No mais, andava de pernas nuas, como os índios. Seu chiripá já foi descrito: tinha a forma de saia e era meio aberto à frente, para facilitar a equitação e mesmo o caminhar do homem. Em pouco tempo esse chiripá assumia uma cor indistinta, de múgria – cor de esfregão. À cintura, faixa larga, negra, ou cinturão de bolsas, tipo guaiaca, adaptado para levar moedas, palhas e fumo e mais tarde cédulas, relógio e até pistola. Aliás, ainda hoje, a bolsa com tirante a meia-espalda, que os leiteiros costumam usar na fronteira-oeste, é chamada “guaiaca”.Ainda à cintura, as infaltáveis armas desse homem: as boleadeiras, a faca flamenga ou adaga e, mais raramente, o facão. Este era tão usado nos arreios que ganhou, por vezes, o nome de “facão caroneiro”. E sempre à mão a lança – de peleia ou de trabalho. Esta última ostentava uma lâmina em forma de meia-lua e se chamava “desjarretador” ou “garrocha”. Em ocasiões especiais o homem usava dois e mais pares de boleadeiras, à cintura e nos arreios.

Camisa, quando o peão contava com uma, era de algodão branco ou riscado, sem botões, apenas com cadarços nos punhos, com gola imensa e mangas largas. Pala, não faltava, comumente, o de lã chamado “bichará” – em cores naturais, e mais raramente o de algodão e o de seda, que aos poucos vão aparecendo. Logo também surge o poncho, redondo, de cor azul e forrado de baeta encarnada, provavelmente a partir das capas militares da época.

Embora os nomes “pala” e “poncho” se confundam com freqüência, usados um e outro para a mesma peça de indumentária, o certo é que o primeiro é proximamente indígena e o segundo inteiramente gauchesco, isto é, não veio da Europa nem da América indígena. E hoje os gaúchos rio-grandenses fazem perfeita distinção entre pala, poncho, bichará, pala-poncho e capa. Senão, veja-se:
 
Pala: de lã ou algodão, quando protege contra o frio, ou de seda, quando protege contra o calor. É sempre retangular, com franjas nos quatro lados. Freqüentemente ostenta listas retas, paralelas aos lados maiores do retângulo. A gola do pala é um simples talho, por onde o homem enfia o pescoço.

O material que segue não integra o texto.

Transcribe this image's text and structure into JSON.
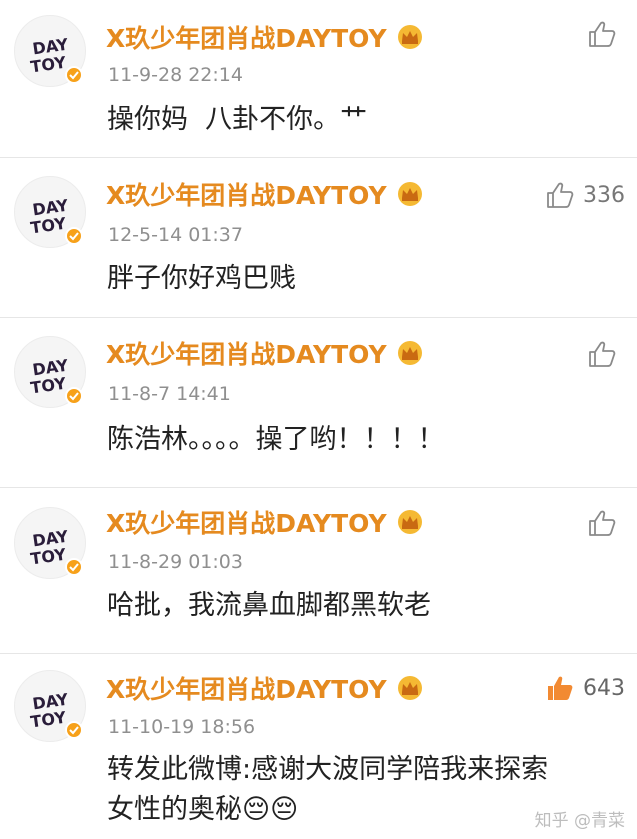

Poncho: de lã grossa, invariavelmente. Quase sempre é azul escuro, forrado de baeta colorada, mas existem também ponchos negros, com forro de baeta amarelada com xadrez vede e ainda ponchos de cor cinza, com forro de baeta encarnada. O poncho tem a forma circular ou ovalada. Como o pala, é produzido pela indústria. O poncho só protege contra o frio e a chuva. Não tem franjas, nem listas. A gola é alta, abotoada e há um peitilho na frente do poncho. A propósito, cumpre assinalar e presença de ponchos de borracha e, mais recentemente, de napa ou plástico, entre nós.

Bichará:
é um pala feito em teares manuais, de tecelagem folclórica, com a lã natural de ovelha, quase sempre nas cores naturais dessa lã. Raramente com cores químicas. O bichará é feito de dois panos, tecidos um de cada vez, e que fora do tear são costurados um ao outro deixando apenas uma abertura ao centro para a cabeça do homem. Ultimamente surgiram bicharás com gola de poncho, em lã e até de peles. O bichará só protege contra o frio.

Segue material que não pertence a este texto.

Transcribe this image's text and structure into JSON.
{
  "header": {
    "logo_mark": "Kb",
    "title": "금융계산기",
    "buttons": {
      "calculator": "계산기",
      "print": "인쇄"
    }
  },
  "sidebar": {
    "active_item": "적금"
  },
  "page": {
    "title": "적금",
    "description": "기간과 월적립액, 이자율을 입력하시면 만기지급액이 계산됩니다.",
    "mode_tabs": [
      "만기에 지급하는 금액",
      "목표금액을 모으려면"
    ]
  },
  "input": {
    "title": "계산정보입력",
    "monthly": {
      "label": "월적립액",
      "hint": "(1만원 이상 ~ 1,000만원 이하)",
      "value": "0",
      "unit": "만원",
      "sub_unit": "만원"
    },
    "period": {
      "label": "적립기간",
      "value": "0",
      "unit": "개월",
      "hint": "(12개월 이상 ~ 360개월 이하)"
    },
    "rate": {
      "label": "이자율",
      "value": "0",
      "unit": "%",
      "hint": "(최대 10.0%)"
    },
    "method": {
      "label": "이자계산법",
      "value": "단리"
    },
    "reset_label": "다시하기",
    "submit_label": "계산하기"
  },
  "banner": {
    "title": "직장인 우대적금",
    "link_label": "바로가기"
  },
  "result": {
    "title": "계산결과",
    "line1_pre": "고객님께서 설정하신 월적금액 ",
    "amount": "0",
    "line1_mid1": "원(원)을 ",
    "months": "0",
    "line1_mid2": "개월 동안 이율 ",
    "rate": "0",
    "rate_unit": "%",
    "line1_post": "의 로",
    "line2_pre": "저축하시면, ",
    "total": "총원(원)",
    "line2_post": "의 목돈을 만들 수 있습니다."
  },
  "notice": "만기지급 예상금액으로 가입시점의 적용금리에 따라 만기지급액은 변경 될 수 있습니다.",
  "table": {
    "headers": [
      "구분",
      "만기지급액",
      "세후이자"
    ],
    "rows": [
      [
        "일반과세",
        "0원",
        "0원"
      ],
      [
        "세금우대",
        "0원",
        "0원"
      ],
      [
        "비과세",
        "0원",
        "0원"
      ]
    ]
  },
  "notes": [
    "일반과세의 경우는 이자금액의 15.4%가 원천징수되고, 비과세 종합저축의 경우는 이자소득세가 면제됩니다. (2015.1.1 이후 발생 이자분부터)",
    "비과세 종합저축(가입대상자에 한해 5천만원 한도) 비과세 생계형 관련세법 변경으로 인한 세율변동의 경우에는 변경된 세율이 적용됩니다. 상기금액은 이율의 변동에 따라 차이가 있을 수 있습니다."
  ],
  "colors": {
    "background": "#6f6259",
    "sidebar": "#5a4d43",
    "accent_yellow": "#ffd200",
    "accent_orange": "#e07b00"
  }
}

Pala-poncho: também chamado de poncho-pala, é um pala maior, de lã industrializada, de forma semi-retangular com os cantos levemente arredondados, e com franjas ao redor. O pala-poncho também só protege contra o frio. Não se trata de invenção moderna, pois já existia no fim do século passado.

Capa: dos dois grandes abrigos usados pelo homem em todas as culturas conhecidas, um tem um talho no meio, por onde o portador enfia a cabeça (o pala) e o outro o homem simplesmente enrola em torno de si (o manto). A capa se filia à corrente dos mantos e entre nós foi introduzida, ao que consta, no começo do século vinte, a partir da famosa capa espanhola, militar ou coimbrã. A nossa capa campeira, também chamada colonial, sempre é de lã escura, forrada só até o meio por baeta chara, aberta em toda a frente, onde tem botões de cima abaixo, e tendo nos dois lódãos aberturas com um botão por onde o homem pode tirar os braços. A capa tem gola como o poncho, que poder ser levantada para proteger as orelhas. É sempre de confecção industrial e protege contra o frio e contra a chuva. A cor mais comum nas capas é o negro, mas há capas colegiais em azul escuro e até em cor marrom.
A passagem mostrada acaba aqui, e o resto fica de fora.